A glaring inadequacy in contemporary politics is the failure of successive federal governments to establish a fiercely independent anti-corruption commission, to end the rorting, stealing, and concealing of corruption that hangs like a murdered albatross around the neck of all federal politicians. It’s time to see the worst perpetrators of political corruption sent to jail.

The men currently running the country continually demonstrate that they are incapable of addressing the reform policies that Australia desperately needs today. Fortunately, there are some impressively feisty, imaginative, and articulate women in politics. When they achieve the leadership positions that they obviously merit, they will build a vision for reforming Australian politics and get this country’s stalled economy and bitterly divided society moving again.

Sadly, in the Coalition parties, such women are as rare as hens’ teeth. Those currently in the Morrison cabinet are stolid in their defence of the sickly masculinist status quo that is destroying Australia’s democracy. There is certainly no potential female prime minister in their ranks. Hopefully a new generation of Liberal and National party women is in the wings, ready to replace the likes of Michael McCormack, Barnaby Joyce, Angus Taylor, Peter Dutton, George Christenson, and most of their dead-in-the-water colleagues.

The situation in the ALP is better, but only just. There are several women in its ranks who could be outstanding prime ministers. However, it is no longer plausible to claim that “nearly” half of the MPs and Senators in the parliament are women. This is only a partial solution to the very serious problem of lack of real female representation. The party now needs to have women in real leadership positions – being seen to be real leaders.

There is no question that if Scott Morrison were to face a woman as opposition leader across the dispatch box, he would descend into confusion and blustering abuse.

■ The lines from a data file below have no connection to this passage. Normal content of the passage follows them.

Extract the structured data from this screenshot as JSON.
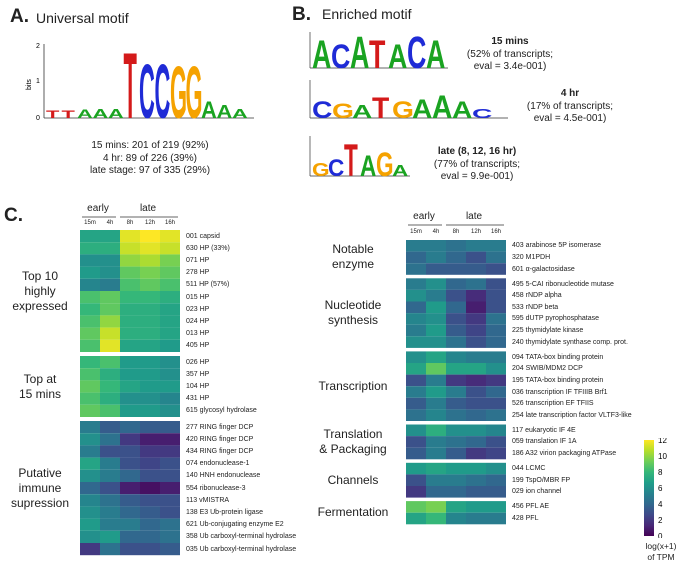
{
  "panels": {
    "a": {
      "letter": "A.",
      "title": "Universal motif"
    },
    "b": {
      "letter": "B.",
      "title": "Enriched motif"
    },
    "c": {
      "letter": "C."
    }
  },
  "logo_axis": {
    "bits": "bits",
    "ymax": "2",
    "ymid": "1",
    "ymin": "0"
  },
  "logo_a": {
    "sequence": "TTAAATCCGGAAA",
    "stats": [
      "15 mins: 201 of 219 (92%)",
      "4 hr: 89 of 226 (39%)",
      "late stage: 97 of 335 (29%)"
    ]
  },
  "logo_b": [
    {
      "sequence": "ACATACA",
      "label_bold": "15 mins",
      "label_rest": [
        "(52% of transcripts;",
        "eval = 3.4e-001)"
      ]
    },
    {
      "sequence": "CGATGAAAC",
      "label_bold": "4 hr",
      "label_rest": [
        "(17% of transcripts;",
        "eval = 4.5e-001)"
      ]
    },
    {
      "sequence": "GCTAGA",
      "label_bold": "late (8, 12, 16 hr)",
      "label_rest": [
        "(77% of transcripts;",
        "eval = 9.9e-001)"
      ]
    }
  ],
  "heatmap_headers": {
    "early": "early",
    "late": "late",
    "cols": [
      "15m",
      "4h",
      "8h",
      "12h",
      "16h"
    ]
  },
  "heatmap_left": {
    "groups": [
      {
        "label": [
          "Top 10",
          "highly",
          "expressed"
        ],
        "genes": [
          "001 capsid",
          "630 HP (33%)",
          "071 HP",
          "278 HP",
          "511 HP (57%)",
          "015 HP",
          "023 HP",
          "024 HP",
          "013 HP",
          "405 HP"
        ],
        "values": [
          [
            7,
            7,
            11.5,
            12,
            11.5
          ],
          [
            7.5,
            7.5,
            11,
            11.5,
            11
          ],
          [
            6,
            6,
            10,
            10.5,
            9.5
          ],
          [
            6.5,
            6,
            9,
            9.5,
            9
          ],
          [
            5.5,
            5,
            8.5,
            9,
            8.5
          ],
          [
            8.5,
            9,
            8,
            8,
            7.5
          ],
          [
            8,
            9,
            7.5,
            7.5,
            7
          ],
          [
            8.5,
            10,
            7.5,
            7.5,
            7
          ],
          [
            9,
            11,
            7.5,
            7.5,
            7
          ],
          [
            8.5,
            11.5,
            7,
            7,
            6.5
          ]
        ]
      },
      {
        "label": [
          "Top at",
          "15 mins"
        ],
        "genes": [
          "026 HP",
          "357 HP",
          "104 HP",
          "431 HP",
          "615 glycosyl hydrolase"
        ],
        "values": [
          [
            8,
            8.5,
            6.5,
            6.5,
            6
          ],
          [
            8.5,
            7.5,
            6.5,
            6.5,
            6
          ],
          [
            9,
            8,
            7,
            6.5,
            6.5
          ],
          [
            8.5,
            7.5,
            6,
            6,
            5.5
          ],
          [
            9,
            8.5,
            6.5,
            6.5,
            6
          ]
        ]
      },
      {
        "label": [
          "Putative",
          "immune",
          "supression"
        ],
        "genes": [
          "277 RING finger DCP",
          "420 RING finger DCP",
          "434 RING finger DCP",
          "074 endonuclease-1",
          "140 HNH endonuclease",
          "554 ribonuclease-3",
          "113 vMISTRA",
          "138 E3 Ub-protein ligase",
          "621 Ub-conjugating enzyme E2",
          "358 Ub carboxyl-terminal hydrolase",
          "035 Ub carboxyl-terminal hydrolase"
        ],
        "values": [
          [
            5,
            3.5,
            4,
            3.5,
            3.5
          ],
          [
            6,
            4.5,
            2,
            1,
            1
          ],
          [
            5,
            3,
            3,
            2,
            2
          ],
          [
            7,
            5,
            3,
            2.5,
            3
          ],
          [
            6,
            5,
            4,
            3,
            3
          ],
          [
            4,
            3,
            1,
            0.5,
            1
          ],
          [
            5.5,
            4.5,
            3.5,
            3,
            3
          ],
          [
            6,
            5,
            4,
            3.5,
            3
          ],
          [
            6.5,
            5,
            5,
            4,
            4.5
          ],
          [
            6,
            6.5,
            4,
            4,
            4.5
          ],
          [
            2,
            4.5,
            3,
            3,
            3.5
          ]
        ]
      }
    ]
  },
  "heatmap_right": {
    "groups": [
      {
        "label": [
          "Notable",
          "enzyme"
        ],
        "genes": [
          "403 arabinose 5P isomerase",
          "320 M1PDH",
          "601 α-galactosidase"
        ],
        "values": [
          [
            5,
            5,
            4.5,
            5,
            5
          ],
          [
            4,
            5,
            4,
            3,
            4.5
          ],
          [
            4.5,
            3.5,
            3.5,
            3.5,
            3
          ]
        ]
      },
      {
        "label": [
          "Nucleotide",
          "synthesis"
        ],
        "genes": [
          "495 5-CAI ribonucleotide mutase",
          "458 rNDP alpha",
          "533 rNDP beta",
          "595 dUTP pyrophosphatase",
          "225 thymidylate kinase",
          "240 thymidylate synthase comp. prot."
        ],
        "values": [
          [
            5,
            6,
            4,
            4.5,
            3
          ],
          [
            6,
            5,
            3,
            1.5,
            3
          ],
          [
            4,
            6.5,
            4,
            1,
            3
          ],
          [
            5.5,
            6,
            3,
            2,
            4.5
          ],
          [
            5,
            6.5,
            3.5,
            2.5,
            4
          ],
          [
            6,
            6,
            4.5,
            3,
            4
          ]
        ]
      },
      {
        "label": [
          "Transcription"
        ],
        "genes": [
          "094 TATA-box binding protein",
          "204 SWIB/MDM2 DCP",
          "195 TATA-box binding protein",
          "036 transcription IF TFIIIB Brf1",
          "526 transcription EF TFIIS",
          "254 late transcription factor VLTF3-like"
        ],
        "values": [
          [
            6,
            7,
            5.5,
            5,
            5
          ],
          [
            7,
            9,
            7,
            7,
            6
          ],
          [
            3,
            5,
            2,
            1.5,
            2
          ],
          [
            5,
            6.5,
            5,
            3,
            4
          ],
          [
            3.5,
            5,
            3.5,
            3,
            3
          ],
          [
            4.5,
            5.5,
            4.5,
            4,
            4.5
          ]
        ]
      },
      {
        "label": [
          "Translation",
          "& Packaging"
        ],
        "genes": [
          "117 eukaryotic IF 4E",
          "059 translation IF 1A",
          "186 A32 virion packaging ATPase"
        ],
        "values": [
          [
            6,
            7.5,
            6,
            6,
            5.5
          ],
          [
            3,
            5,
            4.5,
            4,
            3
          ],
          [
            3.5,
            5,
            3.5,
            2,
            2.5
          ]
        ]
      },
      {
        "label": [
          "Channels"
        ],
        "genes": [
          "044 LCMC",
          "199 TspO/MBR FP",
          "029 ion channel"
        ],
        "values": [
          [
            6.5,
            7,
            6.5,
            6.5,
            6
          ],
          [
            3,
            5,
            5,
            4.5,
            4
          ],
          [
            2,
            4,
            4,
            3.5,
            3.5
          ]
        ]
      },
      {
        "label": [
          "Fermentation"
        ],
        "genes": [
          "456 PFL AE",
          "428 PFL"
        ],
        "values": [
          [
            9,
            9.5,
            7,
            6.5,
            6.5
          ],
          [
            7,
            8,
            5.5,
            5,
            5
          ]
        ]
      }
    ]
  },
  "colorbar": {
    "ticks": [
      "12",
      "10",
      "8",
      "6",
      "4",
      "2",
      "0"
    ],
    "label": [
      "log(x+1)",
      "of TPM"
    ],
    "stops": [
      "#fde725",
      "#b5de2b",
      "#6ece58",
      "#35b779",
      "#1f9e89",
      "#26828e",
      "#31688e",
      "#3e4989",
      "#482878",
      "#440154"
    ]
  },
  "colors": {
    "A": "#1aa321",
    "C": "#1f2bd6",
    "G": "#f5a200",
    "T": "#d41a1a"
  }
}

His fundamentalist misogyny would be there for all to see. In the House of Representatives, Labor has some women MPs who are absolutely outstanding. They include Clare O’Neil (an exceptionally promising leader), Ann Aly, Catherine King, Linda Burney, Michelle Rowland, and Anika Wells. Tanya Plibersek is an obvious leadership candidate, although her record as Minister for Health in the Rudd/Gillard governments and as shadow Minister for Education is rather lacklustre. Nor does she seem to really want the job.

Meanwhile, in the Senate, Labor has Penny Wong, Kristina Keneally and Katy Gallagher, the three most articulate and effective politicians in the entire parliament. They stand head and shoulders above all their parliamentary colleagues. No other MP in the parliament can match the intellectual capacities and the moral and emotional intelligence of these remarkable women. Penny Wong’s cool intelligence and forensic interrogating skills are of the highest order, however she has made it abundantly clear that she will not leave the Senate and that she does not want the leadership.  If only seats could be found in the House for Kristina Keneally and Katy Gallagher.

It would be an act of highest honour if Anthony Albanese would stand aside to allow a female leader take centre stage as the country stumbles towards an election. That kind of dramatic paradigm shift in the country’s politics is exactly what is now required. The grim fact is that, despite all the nastiness, lying, corruption and incompetence marking the Morrison government, the current ALP leader will not lead Labor to victory at the next election. The COVID crisis with all its repercussions has put an end to Albo’s dreams of being the next prime minister.

Labor will only cut through the suffocating fog of contemporary Australian politics if it is led by an outstanding female advocating a program of “reconstruction” of the Australian economy and society, like that which set Australia on a course for economic growth and social development during the great years of the Chifley government. Nothing less.